III. L’insociable sociabilité de l’homme, moteur de son progrès

Nous voici donc face à un tableau contracté : l’homme possède dans sa nature des éléments d’insociabilité, mais aussi de sociabilité. Comme le disait Emmanuel Kant, l’homme est dans une condition d’« insociable sociabilité ». Essayons de comprendre quel est le sens, et quelle est la valeur, peut-être, d’une telle ambivalence.

En effet, on ne peut que constater, dans le spectacle que la société nous offre, aussi bien qu’en nous-mêmes, cette double nature de l’homme : d’un côté nous avons du mal à supporter constamment la présence des autres, nous désirons régulièrement nous retrouver seuls, mais de l’autre côté la solitude nous pèse, et nous désirons du partage, de la reconnaissance ou de l’amour. Kant, dans Idée d’une histoire universelle d’un point de vue cosmopolitique, exprime cette dualité de l’homme par le concept d’ « insociable sociabilité» : l’homme a un penchant à vivre avec ses semblables, mais il a aussi un penchant à tout ramener à lui-même. Mais Kant ne se contente pas de constater cette double face de l’homme : il en fait quelque chose de positif. En effet, l’insociabilité de l’homme va le pousser à résister à ceux qui veulent avoir la même chose que lui, faire la même chose que lui, être plus puissants que lui. Et cette résistance fait émerger en chacun des forces, des compétences et des talents qui autrement seraient restés en jachère.

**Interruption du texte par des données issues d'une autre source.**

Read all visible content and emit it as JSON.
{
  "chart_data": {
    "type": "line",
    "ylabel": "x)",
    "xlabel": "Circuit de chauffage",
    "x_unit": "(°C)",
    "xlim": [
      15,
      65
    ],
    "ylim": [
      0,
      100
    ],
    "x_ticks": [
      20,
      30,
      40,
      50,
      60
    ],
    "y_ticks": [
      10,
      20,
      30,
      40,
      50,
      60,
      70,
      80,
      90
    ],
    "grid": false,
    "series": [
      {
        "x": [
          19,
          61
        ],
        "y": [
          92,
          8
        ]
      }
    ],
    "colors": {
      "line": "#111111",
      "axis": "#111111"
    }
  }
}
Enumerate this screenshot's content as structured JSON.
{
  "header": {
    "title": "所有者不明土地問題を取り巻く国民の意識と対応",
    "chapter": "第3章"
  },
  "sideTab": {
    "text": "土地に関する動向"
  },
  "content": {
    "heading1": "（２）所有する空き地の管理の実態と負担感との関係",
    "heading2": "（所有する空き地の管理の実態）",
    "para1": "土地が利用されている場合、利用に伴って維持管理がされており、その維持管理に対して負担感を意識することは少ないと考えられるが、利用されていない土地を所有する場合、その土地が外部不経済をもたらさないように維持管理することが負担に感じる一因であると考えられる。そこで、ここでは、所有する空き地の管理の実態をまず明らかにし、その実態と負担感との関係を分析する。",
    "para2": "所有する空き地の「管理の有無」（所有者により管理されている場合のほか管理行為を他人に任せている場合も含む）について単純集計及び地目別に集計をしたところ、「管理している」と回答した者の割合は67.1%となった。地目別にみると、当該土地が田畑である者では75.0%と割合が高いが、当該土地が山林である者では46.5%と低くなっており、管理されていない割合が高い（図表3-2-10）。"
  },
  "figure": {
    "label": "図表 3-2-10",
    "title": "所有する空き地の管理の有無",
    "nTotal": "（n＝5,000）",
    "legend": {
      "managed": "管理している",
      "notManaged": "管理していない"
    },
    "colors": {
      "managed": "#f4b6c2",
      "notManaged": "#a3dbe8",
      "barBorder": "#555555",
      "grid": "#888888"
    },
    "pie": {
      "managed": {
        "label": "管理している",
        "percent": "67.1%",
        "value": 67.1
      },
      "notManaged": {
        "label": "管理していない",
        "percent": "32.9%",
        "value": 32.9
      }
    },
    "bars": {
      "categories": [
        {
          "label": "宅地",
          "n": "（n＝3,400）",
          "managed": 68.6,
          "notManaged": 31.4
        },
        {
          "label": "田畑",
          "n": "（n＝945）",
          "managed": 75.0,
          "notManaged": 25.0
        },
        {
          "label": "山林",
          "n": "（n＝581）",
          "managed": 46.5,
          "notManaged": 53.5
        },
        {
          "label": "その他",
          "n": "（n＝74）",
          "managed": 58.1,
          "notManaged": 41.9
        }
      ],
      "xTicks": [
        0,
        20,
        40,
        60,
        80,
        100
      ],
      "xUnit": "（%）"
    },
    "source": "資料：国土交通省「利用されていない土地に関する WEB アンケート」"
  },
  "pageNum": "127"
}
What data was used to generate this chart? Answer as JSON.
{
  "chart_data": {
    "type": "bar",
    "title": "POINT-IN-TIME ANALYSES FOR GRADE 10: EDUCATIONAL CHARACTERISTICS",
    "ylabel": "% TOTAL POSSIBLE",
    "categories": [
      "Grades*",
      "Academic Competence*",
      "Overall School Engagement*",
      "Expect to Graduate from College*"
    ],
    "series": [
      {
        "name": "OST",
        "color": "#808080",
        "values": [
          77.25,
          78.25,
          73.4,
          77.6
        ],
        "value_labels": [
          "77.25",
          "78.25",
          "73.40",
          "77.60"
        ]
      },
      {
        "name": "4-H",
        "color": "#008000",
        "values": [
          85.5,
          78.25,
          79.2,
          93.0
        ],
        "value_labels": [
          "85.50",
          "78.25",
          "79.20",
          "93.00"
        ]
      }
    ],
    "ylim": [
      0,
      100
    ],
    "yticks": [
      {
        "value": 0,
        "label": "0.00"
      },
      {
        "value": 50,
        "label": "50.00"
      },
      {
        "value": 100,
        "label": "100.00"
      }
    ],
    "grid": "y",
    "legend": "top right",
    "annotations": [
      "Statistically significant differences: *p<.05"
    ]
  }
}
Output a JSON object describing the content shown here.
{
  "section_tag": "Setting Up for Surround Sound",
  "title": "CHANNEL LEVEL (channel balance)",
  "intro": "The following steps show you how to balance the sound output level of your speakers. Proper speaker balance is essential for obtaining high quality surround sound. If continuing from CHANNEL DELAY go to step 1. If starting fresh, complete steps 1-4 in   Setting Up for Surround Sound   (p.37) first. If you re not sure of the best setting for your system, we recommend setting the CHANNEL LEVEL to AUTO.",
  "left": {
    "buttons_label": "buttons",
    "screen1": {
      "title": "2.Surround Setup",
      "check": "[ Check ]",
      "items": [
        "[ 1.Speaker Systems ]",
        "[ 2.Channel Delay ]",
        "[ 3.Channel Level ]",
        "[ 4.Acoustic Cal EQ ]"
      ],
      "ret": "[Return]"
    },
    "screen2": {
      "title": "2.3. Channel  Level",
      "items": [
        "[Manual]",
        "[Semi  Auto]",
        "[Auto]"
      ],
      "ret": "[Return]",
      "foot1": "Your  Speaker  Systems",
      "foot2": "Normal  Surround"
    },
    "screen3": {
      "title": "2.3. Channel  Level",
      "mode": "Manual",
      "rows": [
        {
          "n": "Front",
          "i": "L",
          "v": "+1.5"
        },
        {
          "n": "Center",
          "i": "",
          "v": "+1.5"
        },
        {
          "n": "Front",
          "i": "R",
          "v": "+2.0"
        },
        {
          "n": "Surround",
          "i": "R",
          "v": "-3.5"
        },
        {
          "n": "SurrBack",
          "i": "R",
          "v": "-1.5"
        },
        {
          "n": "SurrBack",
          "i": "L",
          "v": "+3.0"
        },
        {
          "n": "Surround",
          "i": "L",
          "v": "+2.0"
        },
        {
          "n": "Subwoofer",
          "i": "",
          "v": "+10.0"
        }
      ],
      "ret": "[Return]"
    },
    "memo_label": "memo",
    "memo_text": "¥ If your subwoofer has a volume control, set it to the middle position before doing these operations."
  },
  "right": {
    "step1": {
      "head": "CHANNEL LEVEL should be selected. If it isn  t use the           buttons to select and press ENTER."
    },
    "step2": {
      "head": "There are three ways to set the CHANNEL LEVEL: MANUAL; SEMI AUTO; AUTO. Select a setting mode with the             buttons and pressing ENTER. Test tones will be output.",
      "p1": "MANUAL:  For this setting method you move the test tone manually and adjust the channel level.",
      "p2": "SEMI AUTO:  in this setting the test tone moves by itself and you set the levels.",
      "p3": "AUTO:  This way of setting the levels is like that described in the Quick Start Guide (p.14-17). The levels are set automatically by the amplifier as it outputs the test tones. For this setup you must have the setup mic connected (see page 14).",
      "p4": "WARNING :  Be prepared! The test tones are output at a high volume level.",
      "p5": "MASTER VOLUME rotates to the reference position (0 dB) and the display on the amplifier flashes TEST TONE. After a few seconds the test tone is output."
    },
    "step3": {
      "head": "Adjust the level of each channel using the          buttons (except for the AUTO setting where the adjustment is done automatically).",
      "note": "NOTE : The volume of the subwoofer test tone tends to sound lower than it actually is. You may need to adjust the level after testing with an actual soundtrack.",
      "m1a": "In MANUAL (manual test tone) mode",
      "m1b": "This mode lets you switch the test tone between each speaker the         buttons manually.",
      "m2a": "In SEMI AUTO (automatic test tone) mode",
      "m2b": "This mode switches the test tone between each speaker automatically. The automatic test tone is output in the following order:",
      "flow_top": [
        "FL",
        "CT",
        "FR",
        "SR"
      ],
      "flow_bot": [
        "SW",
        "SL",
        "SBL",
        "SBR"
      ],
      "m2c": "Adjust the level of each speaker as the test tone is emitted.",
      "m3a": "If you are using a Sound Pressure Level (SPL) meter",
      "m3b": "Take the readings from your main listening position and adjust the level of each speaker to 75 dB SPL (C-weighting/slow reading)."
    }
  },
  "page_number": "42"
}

Ainsi, la compétition améliore les performances des sportifs, la course aux honneurs augmente la bravoure militaire, et le désir de reconnaissance fait faire des efforts inouïs pour réussir. C’est donc l’émulation qui permet le progrès individuel et social : si l’homme n’était que sociable, comme les abeilles ou les fourmis, il ne progresserait pas, c’est au contraire la contradiction, le conflit qui permettent le progrès. En résumé, c’est parce que je veux faire mieux que l’autre que je me dépasse, et que j’entraîne toute la société avec moi. Pour autant, une telle vision des rapports sociaux, qui valorise le conflit et l’opposition, est-elle idéale ? Ne peut-on trouver un juste milieu plus pacifique entre notre désir d’être soi et notre besoin d’être avec les autres ? N’est-on soi que contre les autres ? On pourrait aussi observer d’autres sociétés à l’œuvre, notamment chez les peuples « premiers », comme en Amazonie, où le conflit ne semble pas être la règle. Ne peut-on chercher à diriger le devenir de l’homme vers un modèle moins conflictuel et plus fraternel, comme les anarchistes en rêvaient ?

Conclusion

Nous avons donc vu en l’homme est un être traversé par des penchants antisociaux, égoïstes, voire agressifs, mais aussi par une véritable sociabilité inscrite dans sa « nature », si du moins l’on peut retrouver la nature de l’homme. Comment interpréter cette ambivalence ? Kant nous propose d’y voir quelque chose de positif, où l’insociable sociabilité de l’homme est le moteur même de son progrès : il se réalise par le conflit. Mais cette vision conflictuelle doit-elle avoir le dernier mot ? Ne peut-on imaginer une société qui prendrait en compte cette double nature de l’homme sans pour autant se fonder sur la rivalité ? L’enjeu est alors de trouver le meilleur mode de société, qui n’étouffe pas l’individu, mais permet sa réalisation, en valorisant ce qui en lui le rapproche des autres, ce qui lui fait éprouver du plaisir à partager, à aller vers autrui, mais aussi en reconnaissant un droit à la différence et à la solitude.